Sì definitivo al trattato Italia – Libia, lotta ai “migranti” umanitaria?

E’ stato approvato definitivamente al Senato il ddl 1333 contenente la “Ratifica ed esecuzione del Trattato di amicizia, partenariato e cooperazione tra la Repubblica Italiana e la Grande Giamahiria araba libica popolare socialista”, stilato a Bengasi il 30 agosto 2008.
Un trattato, volto al rafforzamento della pace che dovrebbe chiudere un contenzioso tra le Parti e impegnare entrambi in un rafforzamento della sicurezza e della stabilità nell’area del Mediterraneo.
L’Italia contribuirà alla realizzazione di progetti infrastrutturali con un costo complessivo di 5 miliardi di dollari in vent’anni, oltre all’impegno reciproco a non ricorrere alla minaccia o all’impiego di forza, a non interferire negli affari interni, a rispettare i diritti umani e le libertà fondamentali, il partenariato bilaterale potrà rafforzare le relazioni politiche, la cooperazione scientifica, culturale, economica, industriale ed energetica, e la lotta al terrorismo, alla criminalità organizzata, al traffico degli stupefacenti, all’immigrazione clandestina.
Ed è nella lotta all’immigrazione clandestina che diventa interessante la lettura del ddl 1333 all’articolo 19, il comma 2:
«Sempre in tema di lotta all’immigrazione clandestina, le due Parti (Italia e Libia) promuovono la realizzazione di un sistema di controllo delle frontiere terresti libiche, da affidare a società italiane in possesso delle necessarie competenze tecnologiche. Il Governo italiano sosterrà il 50% dei costi, mentre per il restante 50% le due Parti chiederanno all’Unione Europea di farsene carico, tenuto conto delle intese a suo tempo intervenute tra la Grande Giamahiria e la Commissione Europea».
Adesso sulla legittimità che lo Stato italiano paghi delle società italiane con le competenze tecnologiche per controllare le frontiere terresti libiche sorge più di un dubbio, dubbi che non sembra avere nessun eco nelle componenti della politica italiana.
Il dubbio di quali siano i requisiti delle società, le modalità di “appalto”, ed i protocolli d’intervento forse rimarrà una realtà controllabile solamente nei deserti che delimitano la Libia.

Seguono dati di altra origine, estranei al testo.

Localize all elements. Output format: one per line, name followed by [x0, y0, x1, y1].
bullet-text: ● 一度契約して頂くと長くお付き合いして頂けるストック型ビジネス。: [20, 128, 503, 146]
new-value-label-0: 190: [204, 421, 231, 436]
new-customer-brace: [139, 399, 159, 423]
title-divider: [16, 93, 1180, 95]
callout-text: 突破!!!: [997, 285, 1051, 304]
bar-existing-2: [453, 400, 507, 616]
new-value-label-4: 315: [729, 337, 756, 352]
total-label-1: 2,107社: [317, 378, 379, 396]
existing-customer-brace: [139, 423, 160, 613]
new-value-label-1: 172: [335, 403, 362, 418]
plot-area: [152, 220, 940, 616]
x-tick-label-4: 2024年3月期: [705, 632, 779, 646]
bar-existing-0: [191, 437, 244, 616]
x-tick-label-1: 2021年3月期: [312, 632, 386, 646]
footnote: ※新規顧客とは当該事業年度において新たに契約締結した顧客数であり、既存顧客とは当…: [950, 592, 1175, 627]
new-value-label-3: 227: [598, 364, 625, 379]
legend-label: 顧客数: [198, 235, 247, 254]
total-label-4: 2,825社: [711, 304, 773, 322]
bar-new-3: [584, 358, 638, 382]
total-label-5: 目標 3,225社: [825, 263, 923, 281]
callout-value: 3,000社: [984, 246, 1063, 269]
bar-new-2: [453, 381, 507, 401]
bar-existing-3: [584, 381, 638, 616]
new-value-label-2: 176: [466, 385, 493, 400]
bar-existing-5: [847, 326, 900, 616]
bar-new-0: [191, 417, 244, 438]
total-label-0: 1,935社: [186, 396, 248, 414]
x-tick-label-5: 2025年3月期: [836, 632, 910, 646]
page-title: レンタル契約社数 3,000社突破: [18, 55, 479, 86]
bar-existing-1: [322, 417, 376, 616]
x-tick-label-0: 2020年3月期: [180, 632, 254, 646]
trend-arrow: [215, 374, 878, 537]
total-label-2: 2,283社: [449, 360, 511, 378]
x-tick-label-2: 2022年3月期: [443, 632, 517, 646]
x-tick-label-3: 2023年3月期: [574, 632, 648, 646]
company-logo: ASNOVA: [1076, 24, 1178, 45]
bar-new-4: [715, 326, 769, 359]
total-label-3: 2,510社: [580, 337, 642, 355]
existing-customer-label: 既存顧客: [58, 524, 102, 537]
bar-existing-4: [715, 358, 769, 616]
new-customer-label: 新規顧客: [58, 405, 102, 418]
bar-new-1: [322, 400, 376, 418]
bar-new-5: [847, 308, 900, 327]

Se quanto programmato verrà attuato ci si può chiedere cosa accadrà alla carovana di “migranti” che arrivi dal Darfur o da altre zone sub sahariane in fuga da guerre e fame quando viene intercettata nel pieno deserto?
Che l’accordo venga realizzato con l’installazione di una rete di controllo satellitare per monitorare le frontiere di sabbia realizzato probabilmente da Finmeccanica è solamente un aspetto, nella realtà l’Italia diventa Partner di uno Stato la cui sommarietà delle procedure di espulsione, l’inosservanza delle convenzioni internazionali, alcune delle quali non sottoscritte, la chiusura agli osservatori stranieri delle organizzazioni umanitarie e le condizioni di vita nei campi di detenzione suscitano preoccupazioni di ordine umanitario.